If the steel is slowly cooled, rather than quenched, the austenite will return to pearlite, and the material will not gain any additional hardness from heat treatment. The kicker here is that most oil quenched alloys have very little residual austenite after quenching-most of it is already converted to martensite. Air quenched alloys, on the other hand, are notorous for trapping austenite. The cryogenic treatment helps facilitate the conversion of austenite to martensite, thus making a tougher, longer wearing blade.

Jon, you are right that this cryo treatment does little to change the Rockwell rating of the steel-a distinction I was quite sloppy with in my original response to Bert. However, deep cryogenic treatment of air-cooled steels does facilitate the formation of carbides within the steel, and these carbides are themselves quite hard. The end result is that cryo treatment of A2 steel appreciably extends the wear resistance of the steel vs. non-cryo treated A2 steel.

A much more thorough discussion of tool steels, quenching and tempering can be found around the intarwebs, but I would recommend Ron Hock's book "The Ultimate Guide to Sharpening for Woodworkers" as a good reference that is aimed directly at topics related to cutting wood. Oh, and he mentions a thing or two about how to sharpen stuff as well. I didn't find Thomas Lie-Nielsen's book "Sharpening" to be all that great, however, even though I am quite impressed at his tool making skills.

David

PS Jon, I see that you are a machinist, so I'll definitely give you some credit for knowing how different steels behave. I will, however, add that I too have spent a pretty good bit of time in a machine shop, and that my "real job" is as a chemist, so I'll just leave those facts without further comment.


----------



## dfdye

Since I have had a little time with the A2 cryo blades, I figured I would post a quick note about their edge retention characteristics.

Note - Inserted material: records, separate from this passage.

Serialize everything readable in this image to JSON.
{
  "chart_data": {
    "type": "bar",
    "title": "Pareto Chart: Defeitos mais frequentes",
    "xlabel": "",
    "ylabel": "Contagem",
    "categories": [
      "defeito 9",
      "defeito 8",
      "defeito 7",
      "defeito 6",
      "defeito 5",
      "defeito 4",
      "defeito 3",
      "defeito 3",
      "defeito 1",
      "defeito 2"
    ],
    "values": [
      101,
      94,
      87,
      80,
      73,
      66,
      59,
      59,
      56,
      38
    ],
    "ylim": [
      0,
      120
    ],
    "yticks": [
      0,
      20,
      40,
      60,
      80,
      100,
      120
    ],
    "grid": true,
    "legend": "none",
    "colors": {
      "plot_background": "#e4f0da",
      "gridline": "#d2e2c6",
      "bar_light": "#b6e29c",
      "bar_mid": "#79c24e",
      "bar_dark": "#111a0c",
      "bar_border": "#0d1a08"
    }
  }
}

As a quick and dirty estimate, I get at least 4 times the use out of these IBC (now branded Pinnacle) blades as I did out of the standard Stanley blades I have, and much longer than that vs. the inferior Footprint blades. An odd consequence of this is that the stock blades have subconsciously programmed me to sharpen at more frequent intervals than necessary with these hard blades, so I find myself re-honing a perfectly usable blade at the first signs of any decrease in cut quality since I have waited "so long" between sharpenings and it "must be time to sharpen!" Despite this tendency, I still save a ton of time sharpening even though each sharpening session takes longer since I have take many more strokes to remove metal from the hard, thick blade vs. the stock blades to get fresh metal to the edge and bring up a burr.

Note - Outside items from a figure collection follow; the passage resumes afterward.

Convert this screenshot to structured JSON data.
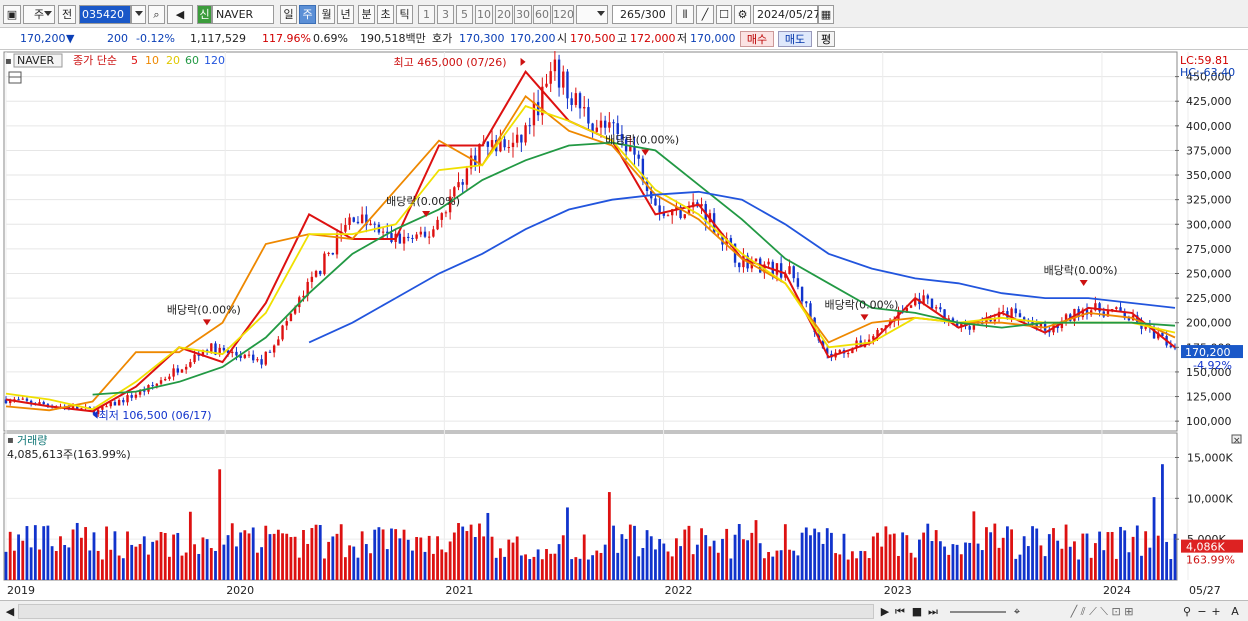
{
  "toolbar": {
    "period_left": "주",
    "prev_label": "전",
    "stock_code": "035420",
    "new_badge": "신",
    "stock_name": "NAVER",
    "periods": [
      "일",
      "주",
      "월",
      "년",
      "분",
      "초",
      "틱"
    ],
    "selected_period": "주",
    "intervals": [
      "1",
      "3",
      "5",
      "10",
      "20",
      "30",
      "60",
      "120"
    ],
    "count_display": "265",
    "count_total": "/300",
    "date": "2024/05/27"
  },
  "infobar": {
    "price": "170,200",
    "change": "200",
    "change_pct": "-0.12%",
    "volume": "1,117,529",
    "volume_ratio": "117.96%",
    "turnover": "0.69%",
    "amount": "190,518백만",
    "ask_label": "호가",
    "ask": "170,300",
    "bid": "170,200",
    "open_label": "시",
    "open": "170,500",
    "high_label": "고",
    "high": "172,000",
    "low_label": "저",
    "low": "170,000",
    "buy_label": "매수",
    "sell_label": "매도",
    "eval_label": "평"
  },
  "legend": {
    "name": "NAVER",
    "title": "종가 단순",
    "ma_periods": [
      "5",
      "10",
      "20",
      "60",
      "120"
    ],
    "ma_colors": [
      "#dd1111",
      "#ee8800",
      "#f0e000",
      "#229944",
      "#2255dd"
    ]
  },
  "price_panel": {
    "lc": "LC:59.81",
    "hc": "HC:-63.40",
    "y_ticks": [
      "450,000",
      "425,000",
      "400,000",
      "375,000",
      "350,000",
      "325,000",
      "300,000",
      "275,000",
      "250,000",
      "225,000",
      "200,000",
      "175,000",
      "150,000",
      "125,000",
      "100,000"
    ],
    "current_price": "170,200",
    "current_change": "-4.92%",
    "high_annotation": "최고 465,000 (07/26)",
    "low_annotation": "최저 106,500 (06/17)",
    "dividend_label": "배당락(0.00%)"
  },
  "volume_panel": {
    "title": "거래량",
    "current": "4,085,613주(163.99%)",
    "y_ticks": [
      "15,000K",
      "10,000K",
      "5,000K"
    ],
    "current_badge": "4,086K",
    "current_pct": "163.99%"
  },
  "x_axis": {
    "labels": [
      "2019",
      "2020",
      "2021",
      "2022",
      "2023",
      "2024",
      "05/27"
    ]
  },
  "colors": {
    "up": "#dd1111",
    "down": "#1133cc",
    "price_badge": "#1a58c8",
    "volume_badge": "#dd2222"
  },
  "chart_data": {
    "type": "line",
    "title": "",
    "xlabel": "",
    "ylabel": "",
    "ylim": [
      90000,
      475000
    ],
    "x": [
      "2019-01",
      "2019-04",
      "2019-06",
      "2019-09",
      "2019-12",
      "2020-03",
      "2020-05",
      "2020-08",
      "2020-10",
      "2020-12",
      "2021-03",
      "2021-05",
      "2021-07",
      "2021-09",
      "2021-11",
      "2022-01",
      "2022-03",
      "2022-05",
      "2022-08",
      "2022-10",
      "2022-12",
      "2023-03",
      "2023-05",
      "2023-08",
      "2023-10",
      "2023-12",
      "2024-02",
      "2024-05"
    ],
    "series": [
      {
        "values": [
          122000,
          115000,
          110000,
          135000,
          175000,
          160000,
          220000,
          310000,
          285000,
          285000,
          380000,
          380000,
          455000,
          405000,
          385000,
          310000,
          320000,
          265000,
          250000,
          165000,
          180000,
          225000,
          195000,
          210000,
          190000,
          215000,
          210000,
          175000
        ]
      },
      {
        "values": [
          115000,
          111000,
          120000,
          170000,
          170000,
          200000,
          280000,
          290000,
          285000,
          335000,
          385000,
          360000,
          430000,
          395000,
          380000,
          330000,
          305000,
          265000,
          240000,
          180000,
          200000,
          205000,
          200000,
          200000,
          195000,
          210000,
          205000,
          185000
        ]
      },
      {
        "values": [
          128000,
          122000,
          112000,
          140000,
          175000,
          168000,
          210000,
          290000,
          290000,
          300000,
          355000,
          360000,
          420000,
          405000,
          385000,
          335000,
          310000,
          270000,
          240000,
          175000,
          180000,
          205000,
          200000,
          205000,
          200000,
          200000,
          200000,
          190000
        ]
      },
      {
        "values": [
          null,
          null,
          127000,
          130000,
          140000,
          155000,
          185000,
          230000,
          270000,
          295000,
          315000,
          345000,
          365000,
          380000,
          383000,
          375000,
          340000,
          305000,
          265000,
          240000,
          215000,
          210000,
          200000,
          195000,
          200000,
          200000,
          200000,
          197000
        ]
      },
      {
        "values": [
          null,
          null,
          null,
          null,
          null,
          null,
          null,
          180000,
          200000,
          225000,
          250000,
          270000,
          295000,
          315000,
          325000,
          330000,
          333000,
          325000,
          300000,
          270000,
          255000,
          245000,
          240000,
          230000,
          225000,
          225000,
          220000,
          215000
        ]
      }
    ],
    "high": {
      "value": 465000,
      "date": "07/26"
    },
    "low": {
      "value": 106500,
      "date": "06/17"
    },
    "volume_ylim": [
      0,
      18000000
    ]
  }
}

The biggest payoff for me isn't the reduced time spent sharpening, but the decrease in time spent setting up my #4 smoother-a cheap Footprint. It can be rather touchy to set up properly (something I re-discovered after having the chance to play with a modern Bedrock copy and feeling how easy that was to adjust vs. the Footprint), and most of my time spent "sharpening" is actually spent trying to get the smoother back to its proper working settings. At some point I will get fed up with the Footprint's sloppy adjustment mechanism and splurge on a nice smoother, but for now I can live with it since I have to mess with it so infrequently. When this blade starts to lose its edge, I only notice a little bit of extra resistance and an increased tendency to tear out when planing "uphill," but I don't notice the problems with chatter I had with the thinner stock blade.

The other IBC A2 Cryo blade I use with my #7 Stanley is also very durable, but it is not nearly as thick as the blade in my #4, so I have noticed chatter from time to time when it is ready to be sharpened and I am taking aggressive cuts in a harder wood. When sharp, I haven't had any problems at all, and frequently leave the surface of my jointer as my final "finish" surface without even going to my smoother-the cut quality is often that good, despite my #7 having a much wider mouth opening and typically being set up for much thicker shavings than my smoother.

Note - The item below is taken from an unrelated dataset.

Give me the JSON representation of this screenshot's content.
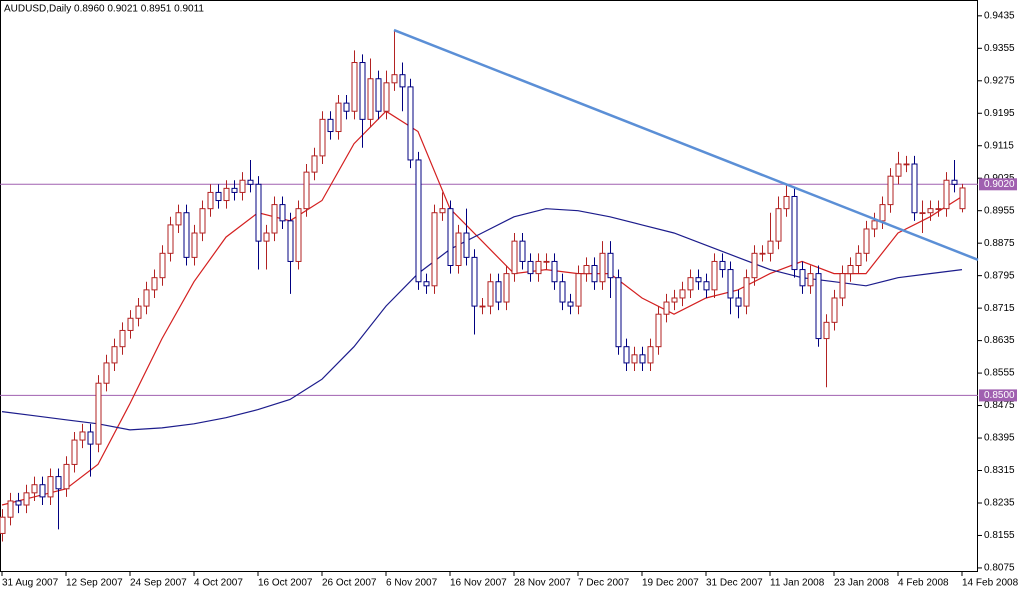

I am very impressed with the quality of these blades, and as I told someone the other day, I believe they have been the single biggest bang-for-the-buck tool purchase I have ever made.

As a final note, I fully believe that everything that I have said about these blades is a function of their steel and not the manufacturer of the blades. Specifically, I doubt there is much difference between the Hock and Pinnacle A2 Cryo blades since the experience reported for the Hock line are almost identical to what I have seen with the IBC/Pinnacle line. I have not extensively used the Hock blades to verify this, but I would not hesitate for a second to get one of their A2 Cryo blades with every expectation that it will perform just as the IBC blades.


----------